Senate committee tables report on the indefinite detention of people with cognitive impairment in Australia

2016-11-29

The Community Affairs References Committee has tabled its report into the indefinite detention of people with cognitive and psychiatric impairment after a year of gathering evidence.
“Many people would struggle to reconcile that people can be and are being indefinitely detained in our prisons because they have a disability and there are no alternatives for them, but that is a reality in Australia at the moment”, Australian Greens Senator and Chair of the Community Affairs References Committee Rachel Siewert said today.
“People with a cognitive and psychiatric impairment are being detained indefinitely in prisons around Australia, these are predominately Aboriginal and Torres Strait Islander peoples.
“People are stuck in prisons indefinitely when they are found unfit to plead when in fact they should be receiving therapeutic care in a secure setting or the community. In some States and Territories the judge/magistrate has no alternative other than to put someone in prison indefinitely because there is no alternative.
“Evidence given in submissions and by witnesses show that there are huge gaps in services for people who have been found unfit to plead.
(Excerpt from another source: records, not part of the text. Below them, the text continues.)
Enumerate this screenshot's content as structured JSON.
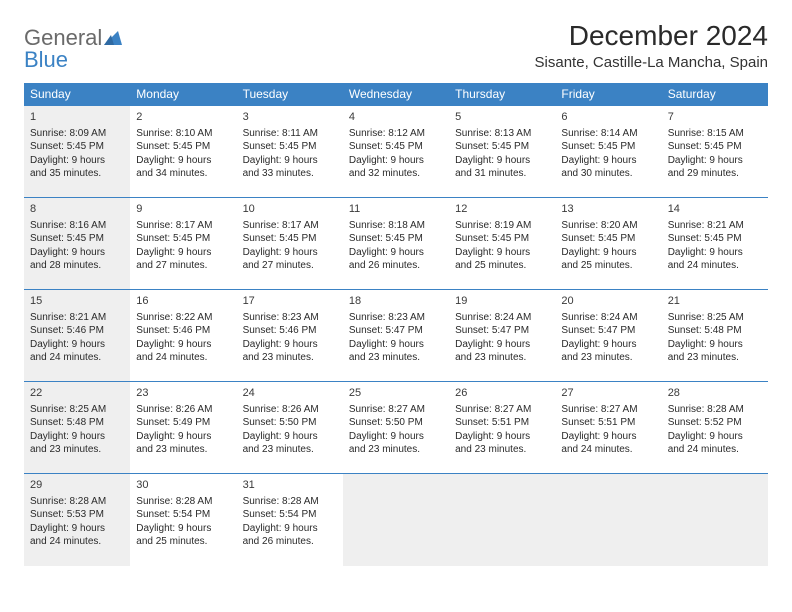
{
  "logo": {
    "word1": "General",
    "word2": "Blue"
  },
  "title": "December 2024",
  "location": "Sisante, Castille-La Mancha, Spain",
  "colors": {
    "header_bg": "#3b82c4",
    "header_fg": "#ffffff",
    "cell_border": "#3b82c4",
    "shaded_bg": "#efefef",
    "text": "#333333",
    "logo_gray": "#6a6a6a",
    "logo_blue": "#3b82c4"
  },
  "day_headers": [
    "Sunday",
    "Monday",
    "Tuesday",
    "Wednesday",
    "Thursday",
    "Friday",
    "Saturday"
  ],
  "weeks": [
    [
      {
        "n": "1",
        "shaded": true,
        "sr": "Sunrise: 8:09 AM",
        "ss": "Sunset: 5:45 PM",
        "d1": "Daylight: 9 hours",
        "d2": "and 35 minutes."
      },
      {
        "n": "2",
        "shaded": false,
        "sr": "Sunrise: 8:10 AM",
        "ss": "Sunset: 5:45 PM",
        "d1": "Daylight: 9 hours",
        "d2": "and 34 minutes."
      },
      {
        "n": "3",
        "shaded": false,
        "sr": "Sunrise: 8:11 AM",
        "ss": "Sunset: 5:45 PM",
        "d1": "Daylight: 9 hours",
        "d2": "and 33 minutes."
      },
      {
        "n": "4",
        "shaded": false,
        "sr": "Sunrise: 8:12 AM",
        "ss": "Sunset: 5:45 PM",
        "d1": "Daylight: 9 hours",
        "d2": "and 32 minutes."
      },
      {
        "n": "5",
        "shaded": false,
        "sr": "Sunrise: 8:13 AM",
        "ss": "Sunset: 5:45 PM",
        "d1": "Daylight: 9 hours",
        "d2": "and 31 minutes."
      },
      {
        "n": "6",
        "shaded": false,
        "sr": "Sunrise: 8:14 AM",
        "ss": "Sunset: 5:45 PM",
        "d1": "Daylight: 9 hours",
        "d2": "and 30 minutes."
      },
      {
        "n": "7",
        "shaded": false,
        "sr": "Sunrise: 8:15 AM",
        "ss": "Sunset: 5:45 PM",
        "d1": "Daylight: 9 hours",
        "d2": "and 29 minutes."
      }
    ],
    [
      {
        "n": "8",
        "shaded": true,
        "sr": "Sunrise: 8:16 AM",
        "ss": "Sunset: 5:45 PM",
        "d1": "Daylight: 9 hours",
        "d2": "and 28 minutes."
      },
      {
        "n": "9",
        "shaded": false,
        "sr": "Sunrise: 8:17 AM",
        "ss": "Sunset: 5:45 PM",
        "d1": "Daylight: 9 hours",
        "d2": "and 27 minutes."
      },
      {
        "n": "10",
        "shaded": false,
        "sr": "Sunrise: 8:17 AM",
        "ss": "Sunset: 5:45 PM",
        "d1": "Daylight: 9 hours",
        "d2": "and 27 minutes."
      },
      {
        "n": "11",
        "shaded": false,
        "sr": "Sunrise: 8:18 AM",
        "ss": "Sunset: 5:45 PM",
        "d1": "Daylight: 9 hours",
        "d2": "and 26 minutes."
      },
      {
        "n": "12",
        "shaded": false,
        "sr": "Sunrise: 8:19 AM",
        "ss": "Sunset: 5:45 PM",
        "d1": "Daylight: 9 hours",
        "d2": "and 25 minutes."
      },
      {
        "n": "13",
        "shaded": false,
        "sr": "Sunrise: 8:20 AM",
        "ss": "Sunset: 5:45 PM",
        "d1": "Daylight: 9 hours",
        "d2": "and 25 minutes."
      },
      {
        "n": "14",
        "shaded": false,
        "sr": "Sunrise: 8:21 AM",
        "ss": "Sunset: 5:45 PM",
        "d1": "Daylight: 9 hours",
        "d2": "and 24 minutes."
      }
    ],
    [
      {
        "n": "15",
        "shaded": true,
        "sr": "Sunrise: 8:21 AM",
        "ss": "Sunset: 5:46 PM",
        "d1": "Daylight: 9 hours",
        "d2": "and 24 minutes."
      },
      {
        "n": "16",
        "shaded": false,
        "sr": "Sunrise: 8:22 AM",
        "ss": "Sunset: 5:46 PM",
        "d1": "Daylight: 9 hours",
        "d2": "and 24 minutes."
      },
      {
        "n": "17",
        "shaded": false,
        "sr": "Sunrise: 8:23 AM",
        "ss": "Sunset: 5:46 PM",
        "d1": "Daylight: 9 hours",
        "d2": "and 23 minutes."
      },
      {
        "n": "18",
        "shaded": false,
        "sr": "Sunrise: 8:23 AM",
        "ss": "Sunset: 5:47 PM",
        "d1": "Daylight: 9 hours",
        "d2": "and 23 minutes."
      },
      {
        "n": "19",
        "shaded": false,
        "sr": "Sunrise: 8:24 AM",
        "ss": "Sunset: 5:47 PM",
        "d1": "Daylight: 9 hours",
        "d2": "and 23 minutes."
      },
      {
        "n": "20",
        "shaded": false,
        "sr": "Sunrise: 8:24 AM",
        "ss": "Sunset: 5:47 PM",
        "d1": "Daylight: 9 hours",
        "d2": "and 23 minutes."
      },
      {
        "n": "21",
        "shaded": false,
        "sr": "Sunrise: 8:25 AM",
        "ss": "Sunset: 5:48 PM",
        "d1": "Daylight: 9 hours",
        "d2": "and 23 minutes."
      }
    ],
    [
      {
        "n": "22",
        "shaded": true,
        "sr": "Sunrise: 8:25 AM",
        "ss": "Sunset: 5:48 PM",
        "d1": "Daylight: 9 hours",
        "d2": "and 23 minutes."
      },
      {
        "n": "23",
        "shaded": false,
        "sr": "Sunrise: 8:26 AM",
        "ss": "Sunset: 5:49 PM",
        "d1": "Daylight: 9 hours",
        "d2": "and 23 minutes."
      },
      {
        "n": "24",
        "shaded": false,
        "sr": "Sunrise: 8:26 AM",
        "ss": "Sunset: 5:50 PM",
        "d1": "Daylight: 9 hours",
        "d2": "and 23 minutes."
      },
      {
        "n": "25",
        "shaded": false,
        "sr": "Sunrise: 8:27 AM",
        "ss": "Sunset: 5:50 PM",
        "d1": "Daylight: 9 hours",
        "d2": "and 23 minutes."
      },
      {
        "n": "26",
        "shaded": false,
        "sr": "Sunrise: 8:27 AM",
        "ss": "Sunset: 5:51 PM",
        "d1": "Daylight: 9 hours",
        "d2": "and 23 minutes."
      },
      {
        "n": "27",
        "shaded": false,
        "sr": "Sunrise: 8:27 AM",
        "ss": "Sunset: 5:51 PM",
        "d1": "Daylight: 9 hours",
        "d2": "and 24 minutes."
      },
      {
        "n": "28",
        "shaded": false,
        "sr": "Sunrise: 8:28 AM",
        "ss": "Sunset: 5:52 PM",
        "d1": "Daylight: 9 hours",
        "d2": "and 24 minutes."
      }
    ],
    [
      {
        "n": "29",
        "shaded": true,
        "sr": "Sunrise: 8:28 AM",
        "ss": "Sunset: 5:53 PM",
        "d1": "Daylight: 9 hours",
        "d2": "and 24 minutes."
      },
      {
        "n": "30",
        "shaded": false,
        "sr": "Sunrise: 8:28 AM",
        "ss": "Sunset: 5:54 PM",
        "d1": "Daylight: 9 hours",
        "d2": "and 25 minutes."
      },
      {
        "n": "31",
        "shaded": false,
        "sr": "Sunrise: 8:28 AM",
        "ss": "Sunset: 5:54 PM",
        "d1": "Daylight: 9 hours",
        "d2": "and 26 minutes."
      },
      {
        "n": "",
        "shaded": true,
        "sr": "",
        "ss": "",
        "d1": "",
        "d2": ""
      },
      {
        "n": "",
        "shaded": true,
        "sr": "",
        "ss": "",
        "d1": "",
        "d2": ""
      },
      {
        "n": "",
        "shaded": true,
        "sr": "",
        "ss": "",
        "d1": "",
        "d2": ""
      },
      {
        "n": "",
        "shaded": true,
        "sr": "",
        "ss": "",
        "d1": "",
        "d2": ""
      }
    ]
  ]
}
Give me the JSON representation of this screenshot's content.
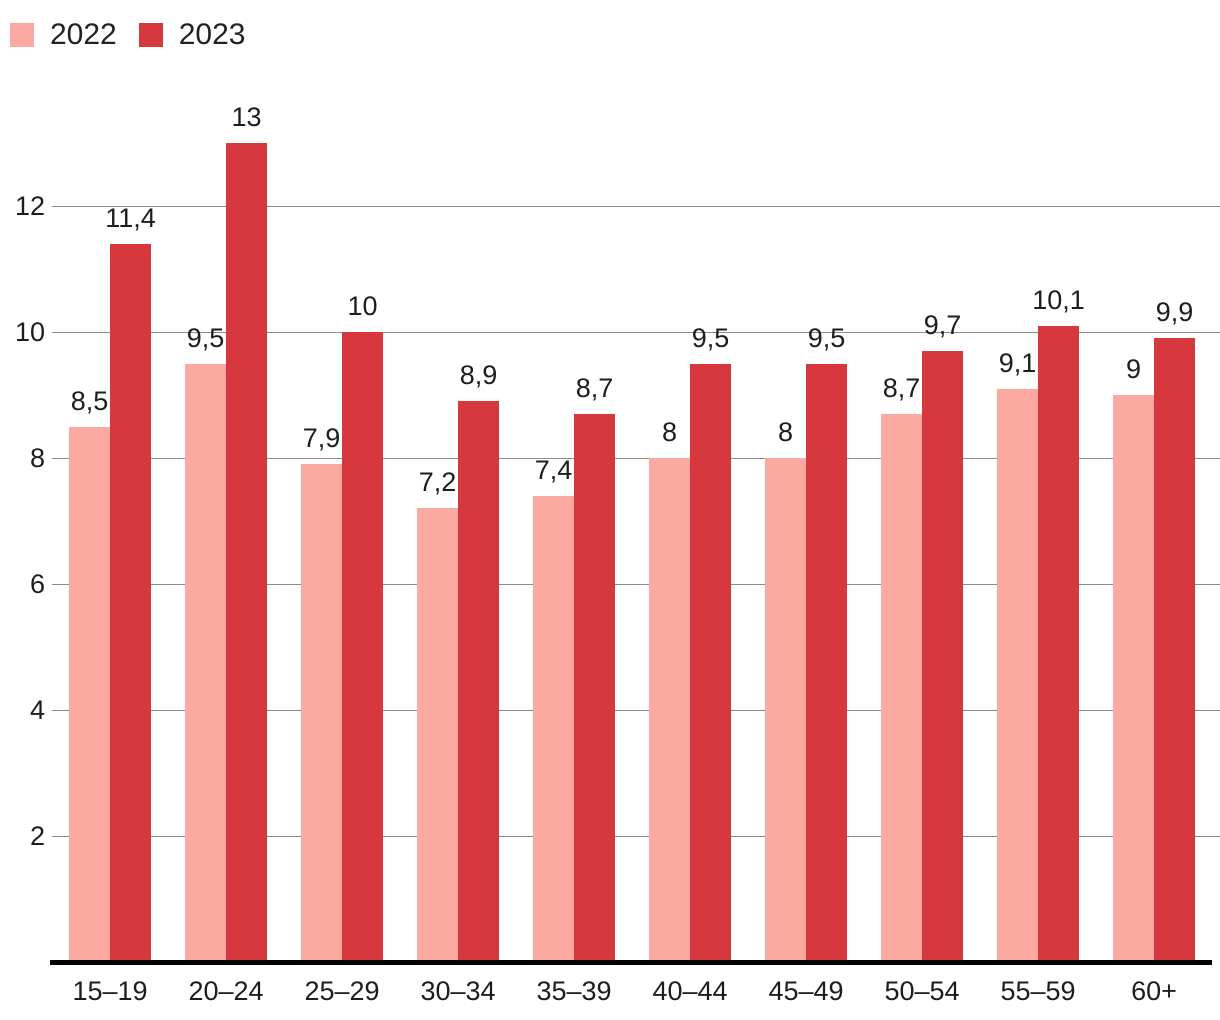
{
  "legend": {
    "items": [
      {
        "label": "2022",
        "color": "#FCA9A1"
      },
      {
        "label": "2023",
        "color": "#D7383E"
      }
    ]
  },
  "colors": {
    "series_2022": "#FCA9A1",
    "series_2023": "#D7383E",
    "text": "#1d1d1d",
    "gridline": "#8b8b8b",
    "axis_line": "#000000",
    "background": "#ffffff"
  },
  "chart_data": {
    "type": "bar",
    "title": "",
    "xlabel": "",
    "ylabel": "",
    "categories": [
      "15–19",
      "20–24",
      "25–29",
      "30–34",
      "35–39",
      "40–44",
      "45–49",
      "50–54",
      "55–59",
      "60+"
    ],
    "series": [
      {
        "name": "2022",
        "color": "#FCA9A1",
        "values": [
          8.5,
          9.5,
          7.9,
          7.2,
          7.4,
          8,
          8,
          8.7,
          9.1,
          9
        ],
        "labels": [
          "8,5",
          "9,5",
          "7,9",
          "7,2",
          "7,4",
          "8",
          "8",
          "8,7",
          "9,1",
          "9"
        ]
      },
      {
        "name": "2023",
        "color": "#D7383E",
        "values": [
          11.4,
          13,
          10,
          8.9,
          8.7,
          9.5,
          9.5,
          9.7,
          10.1,
          9.9
        ],
        "labels": [
          "11,4",
          "13",
          "10",
          "8,9",
          "8,7",
          "9,5",
          "9,5",
          "9,7",
          "10,1",
          "9,9"
        ]
      }
    ],
    "y_ticks": [
      2,
      4,
      6,
      8,
      10,
      12
    ],
    "y_tick_labels": [
      "2",
      "4",
      "6",
      "8",
      "10",
      "12"
    ],
    "ylim": [
      0,
      13.5
    ],
    "grid": "horizontal",
    "legend_position": "top-left",
    "decimal_separator": ",",
    "bar_labels_shown": true
  }
}
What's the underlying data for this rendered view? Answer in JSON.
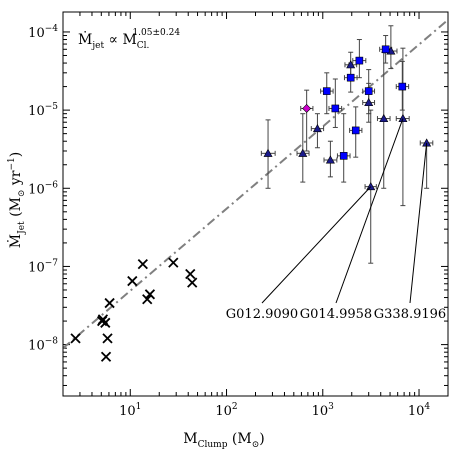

At the moment this group of people are being held in prison when they need specialised support such as mental health treatment and secure care.
“For far too long state Governments have got the balance between community safety and individual treatment wrong. Often people are ending up incarcerated because there is no ‘middle ground’ for them, i.e. services that are secure but are run as a health service with therapeutic care.
“The committee has made recommendations that include legislative reform, collecting national data, which currently doesn’t exist, screening people when they first make contact with the criminal justice system and of people already in prison, early intervention services and addressing hearing problems. We need more supported accommodation and more therapeutic care.
“This time last year the committee tabled a report into violence, abuse and neglect of people with disability in institutional settings which made a number of recommendations, our recommendations reiterate a number of these. I urge the Government to act on those recommendations and to not let the report tabled today sit on the shelve for a year as well”.